Michele Bullock, who is due to replace Philip Lowe as head of the Reserve Bank of Australia in September, said it was important for the central bank to understand how the changing climate and the accompanying transition to a low carbon economy would push prices around.
In her final speech as deputy governor, Ms Bullock said there were both physical shocks and transition impacts to contend with.
"Hotter temperatures and more extreme weather will disrupt businesses, damage property and lower productivity growth," she said at the Sir Leslie Melville Lecture at the Australian National University.
"Actions taken to reduce emissions may present adjustment costs, but they will also present opportunities."
On the transition, she said there was "a lot of uncertainty in the area" but there is "general agreement that a timely and orderly transition will be the less costly approach in the long run".
For setting monetary policy, she said climate change could affect the neutral interest rate, which is when monetary policy is neither expansionary nor contractionary.
The impact of climate change on the neutral interest rate was not clear cut.
"In a world where significant climate risks materialise, households may be more likely to accumulate savings and firms may be less willing to invest, putting downward pressure on the neutral rate, and limiting the effective monetary policy space available to policymakers where interest rates are still positive," she explained.
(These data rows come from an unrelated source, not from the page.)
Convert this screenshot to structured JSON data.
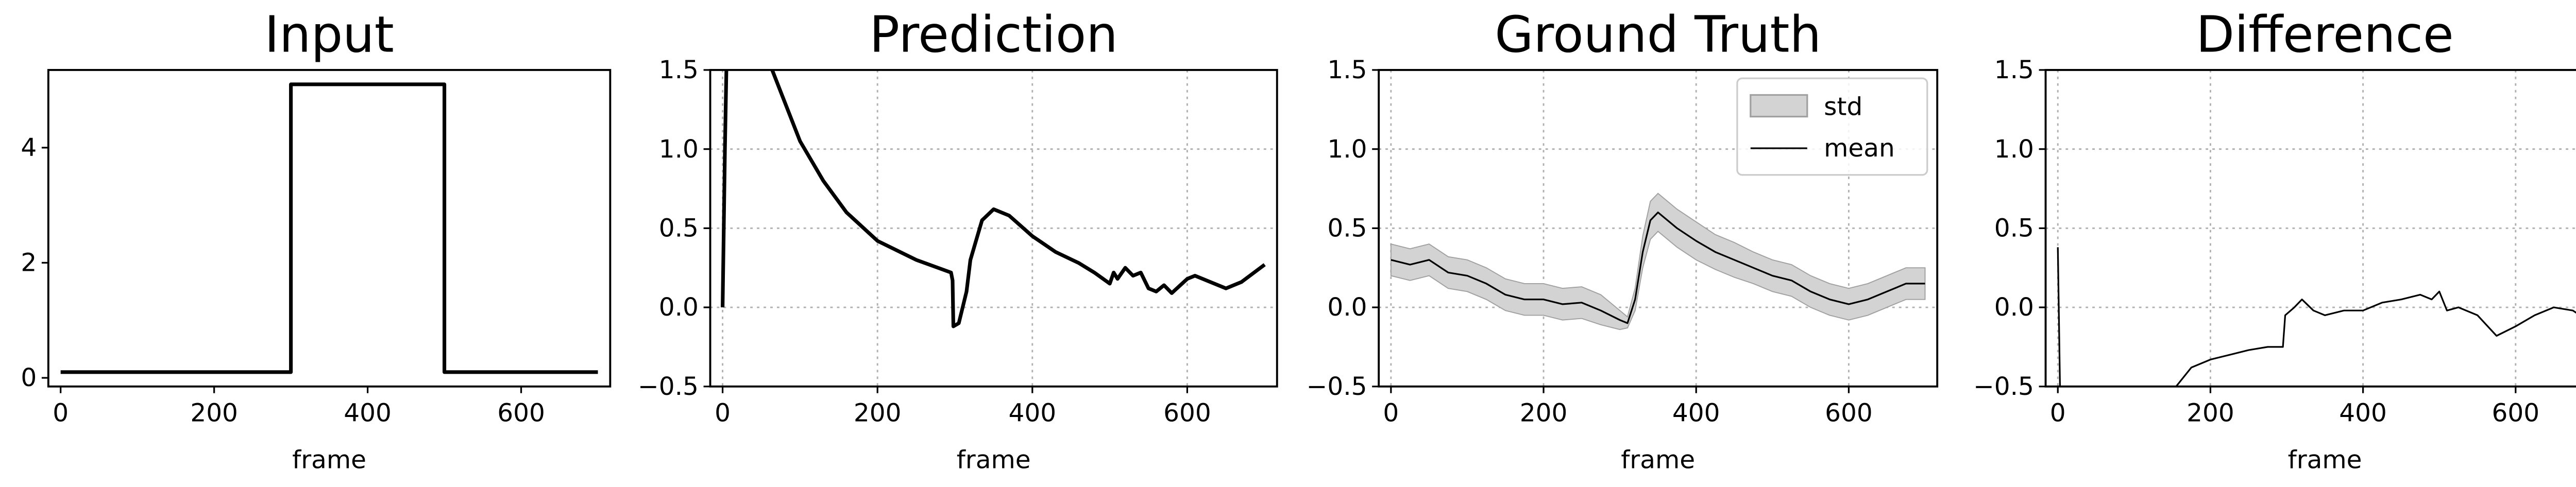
{
  "chart_data": [
    {
      "type": "line",
      "title": "Input",
      "xlabel": "frame",
      "xlim": [
        -16,
        716
      ],
      "ylim": [
        -0.15,
        5.35
      ],
      "xticks": [
        0,
        200,
        400,
        600
      ],
      "yticks": [
        0,
        2,
        4
      ],
      "grid": false,
      "x": [
        0,
        300,
        300,
        500,
        500,
        700
      ],
      "series": [
        {
          "name": null,
          "color": "#000000",
          "width": 2.2,
          "values": [
            0.1,
            0.1,
            5.1,
            5.1,
            0.1,
            0.1
          ]
        }
      ]
    },
    {
      "type": "line",
      "title": "Prediction",
      "xlabel": "frame",
      "xlim": [
        -16,
        716
      ],
      "ylim": [
        -0.5,
        1.5
      ],
      "xticks": [
        0,
        200,
        400,
        600
      ],
      "yticks": [
        {
          "value": -0.5,
          "label": "−0.5"
        },
        {
          "value": 0,
          "label": "0.0"
        },
        0.5,
        {
          "value": 1,
          "label": "1.0"
        },
        1.5
      ],
      "grid": true,
      "x": [
        0,
        3,
        6,
        60,
        80,
        100,
        130,
        160,
        200,
        250,
        295,
        297,
        298,
        305,
        310,
        315,
        320,
        335,
        350,
        370,
        400,
        430,
        460,
        480,
        500,
        505,
        510,
        520,
        530,
        540,
        550,
        560,
        570,
        580,
        600,
        610,
        625,
        650,
        670,
        700
      ],
      "series": [
        {
          "name": null,
          "color": "#000000",
          "width": 2.2,
          "values": [
            0,
            1.0,
            1.8,
            1.55,
            1.3,
            1.05,
            0.8,
            0.6,
            0.42,
            0.3,
            0.22,
            0.17,
            -0.12,
            -0.1,
            0.0,
            0.1,
            0.3,
            0.55,
            0.62,
            0.58,
            0.45,
            0.35,
            0.28,
            0.22,
            0.15,
            0.22,
            0.18,
            0.25,
            0.2,
            0.22,
            0.12,
            0.1,
            0.14,
            0.09,
            0.18,
            0.2,
            0.17,
            0.12,
            0.16,
            0.27
          ]
        }
      ]
    },
    {
      "type": "band-line",
      "title": "Ground Truth",
      "xlabel": "frame",
      "xlim": [
        -16,
        716
      ],
      "ylim": [
        -0.5,
        1.5
      ],
      "xticks": [
        0,
        200,
        400,
        600
      ],
      "yticks": [
        {
          "value": -0.5,
          "label": "−0.5"
        },
        {
          "value": 0,
          "label": "0.0"
        },
        0.5,
        {
          "value": 1,
          "label": "1.0"
        },
        1.5
      ],
      "grid": true,
      "legend": "upper right",
      "x": [
        0,
        25,
        50,
        75,
        100,
        125,
        150,
        175,
        200,
        225,
        250,
        275,
        300,
        310,
        320,
        330,
        340,
        350,
        375,
        400,
        425,
        450,
        475,
        500,
        525,
        550,
        575,
        600,
        625,
        650,
        675,
        700
      ],
      "band": {
        "name": "std",
        "color": "#d3d3d3",
        "lower": [
          0.2,
          0.17,
          0.2,
          0.12,
          0.1,
          0.05,
          -0.02,
          -0.05,
          -0.05,
          -0.08,
          -0.07,
          -0.11,
          -0.14,
          -0.13,
          -0.02,
          0.25,
          0.43,
          0.48,
          0.38,
          0.3,
          0.24,
          0.19,
          0.15,
          0.1,
          0.07,
          0.0,
          -0.05,
          -0.08,
          -0.05,
          0.0,
          0.05,
          0.05
        ],
        "upper": [
          0.4,
          0.37,
          0.4,
          0.32,
          0.3,
          0.25,
          0.18,
          0.15,
          0.15,
          0.12,
          0.13,
          0.08,
          -0.02,
          -0.06,
          0.12,
          0.45,
          0.67,
          0.72,
          0.62,
          0.54,
          0.46,
          0.41,
          0.35,
          0.3,
          0.27,
          0.2,
          0.15,
          0.12,
          0.15,
          0.2,
          0.25,
          0.25
        ]
      },
      "series": [
        {
          "name": "mean",
          "color": "#000000",
          "width": 1,
          "values": [
            0.3,
            0.27,
            0.3,
            0.22,
            0.2,
            0.15,
            0.08,
            0.05,
            0.05,
            0.02,
            0.03,
            -0.02,
            -0.08,
            -0.1,
            0.05,
            0.35,
            0.55,
            0.6,
            0.5,
            0.42,
            0.35,
            0.3,
            0.25,
            0.2,
            0.17,
            0.1,
            0.05,
            0.02,
            0.05,
            0.1,
            0.15,
            0.15
          ]
        }
      ]
    },
    {
      "type": "line",
      "title": "Difference",
      "xlabel": "frame",
      "xlim": [
        -16,
        716
      ],
      "ylim": [
        -0.5,
        1.5
      ],
      "xticks": [
        0,
        200,
        400,
        600
      ],
      "yticks": [
        {
          "value": -0.5,
          "label": "−0.5"
        },
        {
          "value": 0,
          "label": "0.0"
        },
        0.5,
        {
          "value": 1,
          "label": "1.0"
        },
        1.5
      ],
      "grid": true,
      "x": [
        0,
        3,
        100,
        155,
        175,
        200,
        225,
        250,
        275,
        295,
        298,
        310,
        320,
        335,
        350,
        375,
        400,
        425,
        450,
        475,
        490,
        500,
        510,
        525,
        550,
        575,
        600,
        625,
        650,
        675,
        700
      ],
      "series": [
        {
          "name": null,
          "color": "#000000",
          "width": 1,
          "values": [
            0.38,
            -0.55,
            null,
            -0.5,
            -0.38,
            -0.33,
            -0.3,
            -0.27,
            -0.25,
            -0.25,
            -0.05,
            0.0,
            0.05,
            -0.02,
            -0.05,
            -0.02,
            -0.02,
            0.03,
            0.05,
            0.08,
            0.05,
            0.1,
            -0.02,
            0.0,
            -0.05,
            -0.18,
            -0.12,
            -0.05,
            0.0,
            -0.02,
            -0.1
          ]
        }
      ]
    }
  ]
}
"On the other hand, the extra investment required to replace capital stocks destroyed by more frequent natural disasters or to transition to a lower emissions economy could put upward pressure on the neutral rate."
Ms Bullock also said climate-related trends could cause the central bank to re-examine the merits of flexible inflation targeting.
The recent review into the RBA found the flexible target was working well and recommended it stay in use.
"Nevertheless, I expect that debate will continue," Ms Bullock said.
The Intergenerational Report released last week predicted higher temperatures could reduce economic output over the next four decades by up to $423 billion.